Je m’étends, voyez-vous, sur le sujet du luxe, l’ennemi réel du plaisir, parce que je m’oppose à ce que les travailleurs considèrent, ne serait-ce qu’un instant, un club huppé comme quelque chose de désirable. Je sais la difficulté qu’ils ont à regarder, du fait de leur pauvreté et de leur misère, en direction d’une vie de plaisir authentique et humain. Mais je leur demande de réfléchir à la bonne vie à venir, qui ressemblera aussi peu que possible à la vie actuelle des riches, car celle-ci ne représentant que l’envers de leur condition sordide, étant ainsi la cause de leur misère, ne peut rien avoir d’enviable ni de souhaitable.
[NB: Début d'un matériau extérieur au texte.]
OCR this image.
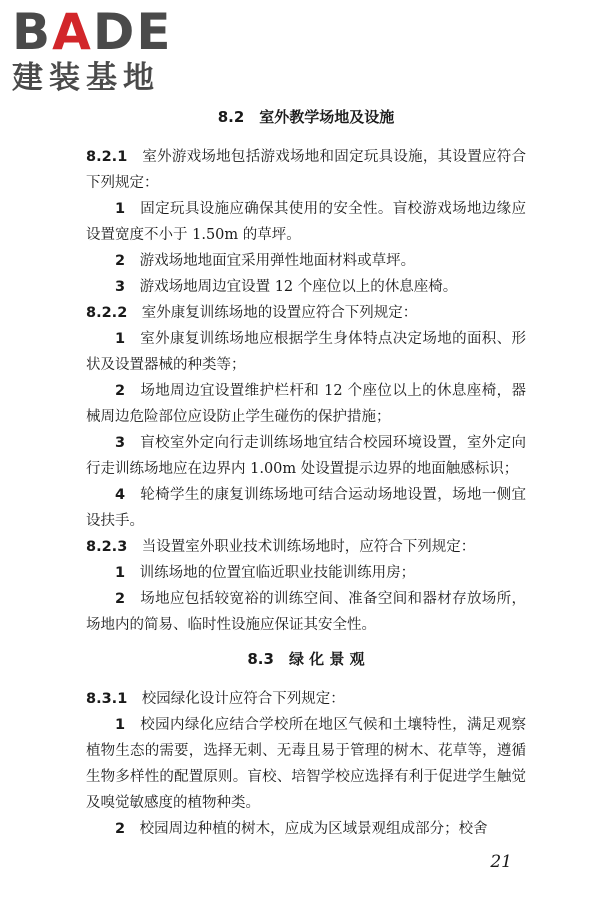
BADE
建装基地
8.2　室外教学场地及设施

8.2.1　室外游戏场地包括游戏场地和固定玩具设施，其设置应符合下列规定：

1　固定玩具设施应确保其使用的安全性。盲校游戏场地边缘应设置宽度不小于 1.50m 的草坪。

2　游戏场地地面宜采用弹性地面材料或草坪。

3　游戏场地周边宜设置 12 个座位以上的休息座椅。

8.2.2　室外康复训练场地的设置应符合下列规定：

1　室外康复训练场地应根据学生身体特点决定场地的面积、形状及设置器械的种类等；

2　场地周边宜设置维护栏杆和 12 个座位以上的休息座椅，器械周边危险部位应设防止学生碰伤的保护措施；

3　盲校室外定向行走训练场地宜结合校园环境设置，室外定向行走训练场地应在边界内 1.00m 处设置提示边界的地面触感标识；

4　轮椅学生的康复训练场地可结合运动场地设置，场地一侧宜设扶手。

8.2.3　当设置室外职业技术训练场地时，应符合下列规定：

1　训练场地的位置宜临近职业技能训练用房；

2　场地应包括较宽裕的训练空间、准备空间和器材存放场所，场地内的简易、临时性设施应保证其安全性。

8.3　绿 化 景 观

8.3.1　校园绿化设计应符合下列规定：

1　校园内绿化应结合学校所在地区气候和土壤特性，满足观察植物生态的需要，选择无刺、无毒且易于管理的树木、花草等，遵循生物多样性的配置原则。盲校、培智学校应选择有利于促进学生触觉及嗅觉敏感度的植物种类。

2　校园周边种植的树木，应成为区域景观组成部分；校舍

21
Si nos adversaires vous demandent comment nous pourrons procurer une vie luxueuse à ceux qui vivront dans une société socialiste, répondez avec vigueur : «Il n’en est pas question, et nous nous en moquons éperdument; nous n’en voulons pas et nous n’en aurons pas !» Je suis bien certain que lorsque l’humanité sera libre nous ne vivrons pas dans le luxe. Assurément, la vie comme les plaisirs d’hommes libres doivent être simples. Si nous frémissons devant cette nécessité aujourd’hui, c’est que nous ne sommes pas libres et que nous avons engoncé nos vies dans un système de dépendance tel qu’il nous a rendus fragiles et impuissants. Savez-vous ce qu’est la simplicité ? Pensez-vous par hasard que je fasse allusion à un alignement de maisons de briques jaunes, à couverture d’ardoises, ou phalanstère ressemblant à une pension, genre Peabody amélioré ? A la cloche du dîner qui vous convie devant la rangée de bols de bouillon en porcelaine blanche, à une jolie tranche de pain coupée au carré, à une tasse de thé réchauffé, accompagnée d’un mauvais gâteau de riz pour finir ? Non, tout cela, c’est l’idéal du philanthrope, pas le mien. Je le rapporte ici pour le dénoncer et dire qu’il s’agit, une fois de plus, d’un succédané de vie et que le plaisir en est absent. Je le rejette. Trouvez ce que vous aimez et pratiquez-le, vous ne serez pas isolés et vous trouverez sans peine de l’aide pour réaliser vos désirs. En développant vos goûts personnels, vous développerez la vie sociale.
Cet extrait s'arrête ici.